Month Flat Week Day
Friday, October 16, 2015 13:30 - 14:30
1 Hour
Title: Cellular Aspects of Lignin Biosynthesis in Xylem Vessels of Zinnia and Arabidopsis
Defendant: Henrik Srk
Opponent: Prof. Simon Hawkins, Department of Functional and Structural Glycobiology, University of Lille, France.
Time & Place: 16:th of October 2016, 13.30

Lignin is the second most abundant biopolymer on earth and is found in the xylem (wood) of vascular land plants. To transport the hydro-mineral sap, xylem forms specialized cells, called tracheary elements (TEs), which are hollow dead cylinders reinforced with lateral secondary cell walls (SCW). These SCWs incorporate lignin to gain mechanical strength, water impermeability and resistance against pathogens. The aim of this thesis is to understand the spatio-temporal deposition of lignin during TE differentiation and the relationship with its neighbouring cells. In vitro TE differentiating cell cultures of Zinnia elegans and Arabidopsis thaliana are ideal tools to study this process: cells differentiate simultaneously into 30-50% TEs while the rest remain parenchymatic (non-TEs). Live-cell imaging of such TEs indicated that lignification occurs after programmed cell death (PCD), in a non-cell autonomous manner, in which the non-TEs provide the lignin monomers.

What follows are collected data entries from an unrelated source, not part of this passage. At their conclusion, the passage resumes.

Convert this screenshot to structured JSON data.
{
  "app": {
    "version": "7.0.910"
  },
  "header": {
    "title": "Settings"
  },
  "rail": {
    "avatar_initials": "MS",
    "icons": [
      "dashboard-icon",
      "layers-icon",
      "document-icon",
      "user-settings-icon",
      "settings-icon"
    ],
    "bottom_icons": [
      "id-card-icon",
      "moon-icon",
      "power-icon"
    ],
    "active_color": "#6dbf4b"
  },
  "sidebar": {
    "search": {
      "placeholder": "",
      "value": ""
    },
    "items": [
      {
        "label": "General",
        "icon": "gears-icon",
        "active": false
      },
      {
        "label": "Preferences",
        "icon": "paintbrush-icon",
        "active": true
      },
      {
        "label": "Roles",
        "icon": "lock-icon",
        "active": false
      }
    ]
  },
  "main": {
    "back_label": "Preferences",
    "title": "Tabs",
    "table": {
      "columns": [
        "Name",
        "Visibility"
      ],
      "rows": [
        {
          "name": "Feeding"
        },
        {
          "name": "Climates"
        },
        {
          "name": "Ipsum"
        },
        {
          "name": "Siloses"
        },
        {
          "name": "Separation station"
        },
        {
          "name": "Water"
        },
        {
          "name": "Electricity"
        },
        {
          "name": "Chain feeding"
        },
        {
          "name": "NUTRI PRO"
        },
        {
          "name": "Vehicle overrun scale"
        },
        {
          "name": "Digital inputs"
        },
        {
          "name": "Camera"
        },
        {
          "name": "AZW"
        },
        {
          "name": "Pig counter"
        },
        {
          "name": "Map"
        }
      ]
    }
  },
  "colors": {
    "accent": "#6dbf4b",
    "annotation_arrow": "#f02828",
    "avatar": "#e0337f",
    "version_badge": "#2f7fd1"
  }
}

This thesis confirms that lignification occurs and continues long after TE PCD in both in vitro TE cultures and whole plants. The cooperative supply of lignin monomers by the non-TEs was first demonstrated by using in vitro TE cultures and confirmed in whole plants by using lignin monomer synthesis gene mutants that exhibit a reduction in TE lignification. The XP specific complementation of these mutants led to nearly completely rescuing the TE lignin reduction of the mutants. Experiments with in vitro TE cultures further revealed that non-TEs supply reactive oxygen species (ROS) to TEs and that ROS are required for TE post-mortem lignification. Non-TEs exhibit further an enlarged nucleus with increased DNA content, thus indicating that non-TEs are in fact endoreplicated xylem parenchyma (XP) cells. Microscopic analysis of the spatial distribution of lignin in in vitro TE cultures and whole plants revealed that lignification is restricted to TE SCWs in both protoxylem and metaxylem. These specific lignin deposition domains were found to be established by phenoloxidases, i.e. laccases and peroxidases. Laccases were cell-autonomously produced by developing TEs, indicating that the deposition domains are defined before PCD.
Altogether, these results highlight that the hydro-mineral sap conduction through TEs is enabled by the spatially and temporally controlled lignification of the SCW. Lignification occurs post-mortem by the supply of monomers and ROS from neighboring XP cells and is restricted to specific deposition domains, defined by the pre-mortem production of phenoloxidases.